There are further security challenges to overcome too, particularly when processes are moved outside of the organisation — as seen through the increased use of CROs and CMOs within the life science domain. When working with external companies, how can you be sure that data is being shared securely and reliably? Many organisations are turning to collaboration software solutions that can facilitate this sharing of data securely and, more importantly, integrate to provide end-to-end automation — minimising the need for manual data transfer and reducing the risk of introducing errors in the data.

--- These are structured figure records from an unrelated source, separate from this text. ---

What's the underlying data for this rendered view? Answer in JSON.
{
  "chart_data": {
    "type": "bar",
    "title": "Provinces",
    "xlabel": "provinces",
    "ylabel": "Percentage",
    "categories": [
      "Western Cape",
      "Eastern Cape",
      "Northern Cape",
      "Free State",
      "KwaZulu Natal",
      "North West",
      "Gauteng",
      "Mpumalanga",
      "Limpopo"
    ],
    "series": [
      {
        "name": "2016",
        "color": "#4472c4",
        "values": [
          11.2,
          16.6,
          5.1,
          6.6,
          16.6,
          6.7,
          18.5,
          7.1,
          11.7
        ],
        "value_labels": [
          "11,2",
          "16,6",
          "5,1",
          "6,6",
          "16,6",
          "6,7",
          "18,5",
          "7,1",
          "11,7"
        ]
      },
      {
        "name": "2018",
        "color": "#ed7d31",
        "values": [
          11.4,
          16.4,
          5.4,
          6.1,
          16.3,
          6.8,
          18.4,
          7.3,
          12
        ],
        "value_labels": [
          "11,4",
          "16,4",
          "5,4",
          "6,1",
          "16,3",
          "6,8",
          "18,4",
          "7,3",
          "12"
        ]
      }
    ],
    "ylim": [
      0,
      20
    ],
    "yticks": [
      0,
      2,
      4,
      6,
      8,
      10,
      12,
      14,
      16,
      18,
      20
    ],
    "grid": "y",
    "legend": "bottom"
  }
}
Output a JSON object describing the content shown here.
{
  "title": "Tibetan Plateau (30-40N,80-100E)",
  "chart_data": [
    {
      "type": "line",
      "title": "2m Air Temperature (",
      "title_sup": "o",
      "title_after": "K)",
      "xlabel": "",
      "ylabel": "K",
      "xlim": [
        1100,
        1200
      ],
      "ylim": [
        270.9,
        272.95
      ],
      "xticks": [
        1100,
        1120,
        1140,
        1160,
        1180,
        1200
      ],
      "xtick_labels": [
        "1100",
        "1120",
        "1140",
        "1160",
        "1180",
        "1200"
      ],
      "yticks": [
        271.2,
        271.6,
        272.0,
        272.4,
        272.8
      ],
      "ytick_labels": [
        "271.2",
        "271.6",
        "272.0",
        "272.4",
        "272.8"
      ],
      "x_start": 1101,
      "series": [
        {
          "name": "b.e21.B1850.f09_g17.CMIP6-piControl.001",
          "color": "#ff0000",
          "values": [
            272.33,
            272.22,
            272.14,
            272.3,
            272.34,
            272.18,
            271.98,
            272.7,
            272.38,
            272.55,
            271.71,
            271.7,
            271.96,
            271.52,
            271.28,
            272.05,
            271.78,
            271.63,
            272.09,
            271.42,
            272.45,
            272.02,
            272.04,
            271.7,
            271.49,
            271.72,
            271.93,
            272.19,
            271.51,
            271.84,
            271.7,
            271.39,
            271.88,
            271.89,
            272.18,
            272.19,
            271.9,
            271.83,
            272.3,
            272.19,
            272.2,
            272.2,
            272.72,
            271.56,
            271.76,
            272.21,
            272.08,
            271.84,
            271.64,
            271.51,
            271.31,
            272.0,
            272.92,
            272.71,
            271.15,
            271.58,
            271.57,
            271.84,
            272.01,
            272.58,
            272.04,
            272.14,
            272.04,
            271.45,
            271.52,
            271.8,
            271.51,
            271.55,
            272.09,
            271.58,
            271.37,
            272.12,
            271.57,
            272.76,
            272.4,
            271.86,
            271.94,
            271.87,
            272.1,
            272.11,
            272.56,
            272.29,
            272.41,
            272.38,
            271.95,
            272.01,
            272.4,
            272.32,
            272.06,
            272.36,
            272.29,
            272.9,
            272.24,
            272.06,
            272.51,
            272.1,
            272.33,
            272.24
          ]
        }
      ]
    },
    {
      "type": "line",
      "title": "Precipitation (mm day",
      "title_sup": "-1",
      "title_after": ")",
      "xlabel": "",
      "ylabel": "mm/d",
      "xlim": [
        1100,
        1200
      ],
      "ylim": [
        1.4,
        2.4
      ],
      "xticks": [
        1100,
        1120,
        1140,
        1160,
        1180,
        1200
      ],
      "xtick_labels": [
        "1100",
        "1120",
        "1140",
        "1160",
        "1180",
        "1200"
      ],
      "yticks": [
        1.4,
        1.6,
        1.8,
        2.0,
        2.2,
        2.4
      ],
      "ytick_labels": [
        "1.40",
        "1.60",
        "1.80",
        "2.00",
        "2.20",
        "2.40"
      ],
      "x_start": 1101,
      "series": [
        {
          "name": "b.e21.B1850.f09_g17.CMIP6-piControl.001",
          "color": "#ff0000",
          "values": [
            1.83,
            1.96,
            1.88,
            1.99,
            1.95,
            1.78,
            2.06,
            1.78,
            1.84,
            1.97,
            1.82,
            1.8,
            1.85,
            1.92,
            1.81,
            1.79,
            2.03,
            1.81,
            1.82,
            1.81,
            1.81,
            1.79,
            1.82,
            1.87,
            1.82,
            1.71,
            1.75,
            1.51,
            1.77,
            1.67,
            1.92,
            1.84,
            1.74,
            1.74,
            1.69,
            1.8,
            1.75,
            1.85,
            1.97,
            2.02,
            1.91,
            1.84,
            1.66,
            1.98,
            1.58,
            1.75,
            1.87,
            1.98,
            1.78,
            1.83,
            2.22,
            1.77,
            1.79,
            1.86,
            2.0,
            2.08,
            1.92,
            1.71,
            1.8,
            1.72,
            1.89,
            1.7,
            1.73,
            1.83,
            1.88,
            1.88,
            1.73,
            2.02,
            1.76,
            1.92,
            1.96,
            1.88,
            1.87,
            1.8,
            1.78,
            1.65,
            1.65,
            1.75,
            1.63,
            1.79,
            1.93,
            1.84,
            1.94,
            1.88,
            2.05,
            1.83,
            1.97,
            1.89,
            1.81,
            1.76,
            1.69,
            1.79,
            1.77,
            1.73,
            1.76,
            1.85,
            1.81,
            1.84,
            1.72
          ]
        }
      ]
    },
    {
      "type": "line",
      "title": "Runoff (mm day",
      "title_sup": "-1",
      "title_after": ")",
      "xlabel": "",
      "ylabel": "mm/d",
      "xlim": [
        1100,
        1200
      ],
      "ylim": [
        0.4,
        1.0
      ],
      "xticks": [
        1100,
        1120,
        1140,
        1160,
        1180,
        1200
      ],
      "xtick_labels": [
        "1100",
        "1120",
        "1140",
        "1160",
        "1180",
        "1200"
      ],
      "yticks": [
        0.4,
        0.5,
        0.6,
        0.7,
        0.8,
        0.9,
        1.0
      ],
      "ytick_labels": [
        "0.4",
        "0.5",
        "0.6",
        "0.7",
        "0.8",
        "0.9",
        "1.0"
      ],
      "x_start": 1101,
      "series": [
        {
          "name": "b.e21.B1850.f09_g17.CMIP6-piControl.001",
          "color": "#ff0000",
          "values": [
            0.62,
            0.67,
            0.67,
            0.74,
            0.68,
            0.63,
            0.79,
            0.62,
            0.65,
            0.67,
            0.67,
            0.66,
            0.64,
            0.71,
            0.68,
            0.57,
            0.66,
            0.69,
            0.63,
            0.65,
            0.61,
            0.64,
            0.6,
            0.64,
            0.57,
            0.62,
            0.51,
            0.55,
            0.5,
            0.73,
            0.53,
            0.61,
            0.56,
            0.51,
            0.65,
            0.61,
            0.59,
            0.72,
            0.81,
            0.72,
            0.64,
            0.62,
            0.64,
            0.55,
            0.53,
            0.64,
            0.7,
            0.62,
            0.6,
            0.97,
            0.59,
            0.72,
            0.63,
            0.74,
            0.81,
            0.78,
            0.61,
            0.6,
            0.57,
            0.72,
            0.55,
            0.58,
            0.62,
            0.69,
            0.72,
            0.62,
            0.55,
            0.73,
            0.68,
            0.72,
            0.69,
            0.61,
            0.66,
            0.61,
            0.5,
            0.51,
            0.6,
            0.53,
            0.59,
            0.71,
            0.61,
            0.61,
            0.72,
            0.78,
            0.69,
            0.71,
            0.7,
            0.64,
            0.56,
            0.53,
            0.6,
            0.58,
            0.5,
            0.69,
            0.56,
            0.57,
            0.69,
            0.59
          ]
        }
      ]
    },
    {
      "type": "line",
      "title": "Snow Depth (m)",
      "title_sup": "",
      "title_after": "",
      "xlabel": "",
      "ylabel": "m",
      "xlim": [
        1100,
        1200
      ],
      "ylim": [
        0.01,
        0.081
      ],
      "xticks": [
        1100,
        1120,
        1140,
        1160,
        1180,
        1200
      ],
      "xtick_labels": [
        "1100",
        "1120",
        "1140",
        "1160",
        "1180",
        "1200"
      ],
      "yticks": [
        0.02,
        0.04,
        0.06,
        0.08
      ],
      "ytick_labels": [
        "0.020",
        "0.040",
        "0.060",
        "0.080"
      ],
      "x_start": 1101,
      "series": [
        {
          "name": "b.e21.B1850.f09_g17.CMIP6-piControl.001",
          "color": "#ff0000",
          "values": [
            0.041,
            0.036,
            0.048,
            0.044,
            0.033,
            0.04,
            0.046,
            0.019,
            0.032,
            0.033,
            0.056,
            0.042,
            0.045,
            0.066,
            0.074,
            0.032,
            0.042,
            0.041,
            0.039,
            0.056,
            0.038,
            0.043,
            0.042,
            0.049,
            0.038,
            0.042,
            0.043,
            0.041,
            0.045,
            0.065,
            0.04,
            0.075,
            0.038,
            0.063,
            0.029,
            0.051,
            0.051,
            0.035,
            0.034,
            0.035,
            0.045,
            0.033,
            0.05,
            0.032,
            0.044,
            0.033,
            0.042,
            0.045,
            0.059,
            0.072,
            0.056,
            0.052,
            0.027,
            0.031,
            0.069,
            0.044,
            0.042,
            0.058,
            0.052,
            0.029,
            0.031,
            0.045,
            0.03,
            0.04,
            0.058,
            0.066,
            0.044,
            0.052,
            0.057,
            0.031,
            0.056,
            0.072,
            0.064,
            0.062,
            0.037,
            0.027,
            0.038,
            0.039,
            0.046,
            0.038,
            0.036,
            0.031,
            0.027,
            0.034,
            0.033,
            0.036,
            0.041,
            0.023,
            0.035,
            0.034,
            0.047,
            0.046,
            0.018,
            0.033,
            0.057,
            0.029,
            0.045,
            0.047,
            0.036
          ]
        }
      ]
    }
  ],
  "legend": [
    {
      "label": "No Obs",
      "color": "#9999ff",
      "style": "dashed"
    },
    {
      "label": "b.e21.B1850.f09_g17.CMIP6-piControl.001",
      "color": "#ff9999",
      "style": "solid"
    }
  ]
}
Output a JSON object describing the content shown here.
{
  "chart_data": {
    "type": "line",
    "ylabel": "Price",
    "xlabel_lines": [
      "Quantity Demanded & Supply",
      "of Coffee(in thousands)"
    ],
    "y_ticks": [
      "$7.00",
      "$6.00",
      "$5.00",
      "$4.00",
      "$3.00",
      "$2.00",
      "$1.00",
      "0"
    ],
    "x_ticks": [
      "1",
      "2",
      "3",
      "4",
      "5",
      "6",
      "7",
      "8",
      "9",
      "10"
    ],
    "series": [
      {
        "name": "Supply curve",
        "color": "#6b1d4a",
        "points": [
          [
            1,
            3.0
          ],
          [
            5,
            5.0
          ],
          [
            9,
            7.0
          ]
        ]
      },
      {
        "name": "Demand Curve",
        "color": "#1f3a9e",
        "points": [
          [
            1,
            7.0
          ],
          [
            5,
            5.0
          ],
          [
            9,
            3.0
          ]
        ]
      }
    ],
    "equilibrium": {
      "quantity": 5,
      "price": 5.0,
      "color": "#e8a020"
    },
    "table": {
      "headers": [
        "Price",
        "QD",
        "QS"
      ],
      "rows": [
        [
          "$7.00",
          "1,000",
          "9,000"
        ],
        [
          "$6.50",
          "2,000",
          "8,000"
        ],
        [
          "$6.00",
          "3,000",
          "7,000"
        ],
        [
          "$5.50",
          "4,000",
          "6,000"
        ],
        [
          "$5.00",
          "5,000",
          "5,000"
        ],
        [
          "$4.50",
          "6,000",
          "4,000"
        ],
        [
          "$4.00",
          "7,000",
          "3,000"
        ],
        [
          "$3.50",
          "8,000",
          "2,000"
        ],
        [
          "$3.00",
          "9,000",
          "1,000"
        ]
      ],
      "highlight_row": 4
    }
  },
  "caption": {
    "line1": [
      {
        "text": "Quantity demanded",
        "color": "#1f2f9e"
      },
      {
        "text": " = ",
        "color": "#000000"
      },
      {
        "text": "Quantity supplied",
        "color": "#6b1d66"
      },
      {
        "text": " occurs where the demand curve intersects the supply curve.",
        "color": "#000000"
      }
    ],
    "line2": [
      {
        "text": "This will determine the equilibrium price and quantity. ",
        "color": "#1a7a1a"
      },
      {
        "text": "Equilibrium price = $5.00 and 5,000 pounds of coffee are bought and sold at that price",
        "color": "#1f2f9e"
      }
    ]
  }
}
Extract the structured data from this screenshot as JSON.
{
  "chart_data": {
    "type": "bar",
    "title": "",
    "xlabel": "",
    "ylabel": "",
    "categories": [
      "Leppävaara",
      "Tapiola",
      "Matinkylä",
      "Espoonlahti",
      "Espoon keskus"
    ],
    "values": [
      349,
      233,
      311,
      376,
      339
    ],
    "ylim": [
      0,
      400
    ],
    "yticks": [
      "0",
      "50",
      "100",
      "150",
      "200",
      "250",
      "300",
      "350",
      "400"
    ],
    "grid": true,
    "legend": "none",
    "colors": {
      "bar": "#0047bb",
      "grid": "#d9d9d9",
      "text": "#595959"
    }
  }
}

Removing human error from your processes

Laboratory automation can provide significant benefits to an organisation from efficiency gains to meeting regulatory compliance. To ensure that the deployment is successful, organisations need to fully understand the process being automated and ensure that appropriate safeguards are in place to prevent data loss or alteration. As integration is key, it is important that the software solutions deployed have a standard mechanism to pass data between systems. This will ensure that the movement of data can be kept transparent through the whole automated process and it will be easier to ensure that it’s working, according to the business needs, all while removing the need for error-prone human interventions.

The question is not (with the increasing pressures of reduced time to market only squeezing organisations further) “will they automate”, but rather “when?”